Sometimes, when your luck has run out, you just can’t take a trick.

Today’s Newspoll, with a healthy sample of 1706 (as opposed to those piddly little 800 jobbies that keep throwing up peculiar results) provides more evidence of impending annihilation. The ALP primary vote is up 3 to 51, while the Coalition is down 1 to 38 for an overall TPP of 58/42 to the ALP.

It reads like business as usual since March with most polls showing solid consistency around that 55-57 window. The two key concerns for the Coalition would have to be the consistency of the ALP primary vote, and their inability to move the thing an inch below 46. If we remember back to the last ACNielsen poll which was taken after the Coalition tax package launch but before the ALP reply, that poll showed the ALP primary increasing a point to 48. Today it’s up 3 to 51. For all intents and purposes, nothing much has changed.

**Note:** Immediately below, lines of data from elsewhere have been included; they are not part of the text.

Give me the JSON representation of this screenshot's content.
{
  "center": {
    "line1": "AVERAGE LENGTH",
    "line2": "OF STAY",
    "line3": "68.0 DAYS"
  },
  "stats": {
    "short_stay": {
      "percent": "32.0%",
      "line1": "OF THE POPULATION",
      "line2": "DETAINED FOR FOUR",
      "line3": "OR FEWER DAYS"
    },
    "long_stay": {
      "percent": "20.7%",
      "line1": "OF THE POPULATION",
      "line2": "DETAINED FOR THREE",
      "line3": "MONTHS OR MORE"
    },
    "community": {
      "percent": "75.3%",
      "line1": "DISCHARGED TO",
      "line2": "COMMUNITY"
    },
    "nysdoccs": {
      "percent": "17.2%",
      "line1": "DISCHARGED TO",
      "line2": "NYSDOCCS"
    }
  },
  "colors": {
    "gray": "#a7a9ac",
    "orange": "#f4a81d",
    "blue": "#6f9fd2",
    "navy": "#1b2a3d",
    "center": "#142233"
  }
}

If we look at the monthly Newspoll average of the primary vote of both parties since the last election, a couple of interesting things stand out.


Firstly, the slow decline in the Coalition primary since the last election sets the scene. Even when Rudd came along, the change in the Coalition primary vote took a bit of a plunge but then recovered back to its longer term, gentle downward trend.

The ALP on the other hand was struggling to improve its primary vote until Rudd gained the leadership, after which it soared from its longer term level of 40 up to 48 where it remains to this day.

You might notice the funny behaviour between March and May of this year – the classic polling overshoot behaviour otherwise known as the honeymoon period. Rudd indeed had a honeymoon, but not of the kind that most commentators navel gazed about.

The Rudd leadership created a structural change in the ALP vote level, and the honeymoon premium only consisted of a few points of primary vote and not the nine points that some journos were assuming it would be.

Since the last election, the Coalition have been slowly bleeding votes, first to the minor parties and then to the ALP. Nothing has really changed that longer term momentum.

Another concern for the Coalition must be that small but noticeable continuing rise in the ALP primary since May. The Coalition must be praying on that movement being noise, for if it’s real it could well indicate that those voters that deserted Rudd after the honeymoon are slowly coming back into his fold, which, at this stage, would make the ALP vote a lot harder than the human Geiger counters of the ALP soft vote in the media keep waxing lyrical about.

This gets us onto the longer term two party preferred view, for which we need to look at another spiffy little graph showing the monthly two-party preferred average of Newspoll since the last election:

Regardless of the amount of tax dollars the Coalition throws back at the public; from the Budget to the Murray water plan, from road funding to tax cuts – nothing seems to have any lasting effect on the longer term pattern of Newspoll. Coalition policy hasn’t made a dent, largesse with the public purse hasn’t made a dent, policy back flips on everything from Workchoices and Reconciliation hasn’t made a dent – and now that the ALP 2PP is strongly supported by a high and consistent primary vote under Rudd rather than being reliant on high minor party preference flows, the prospects of that changing look remote.

The trend is mightier than the pork.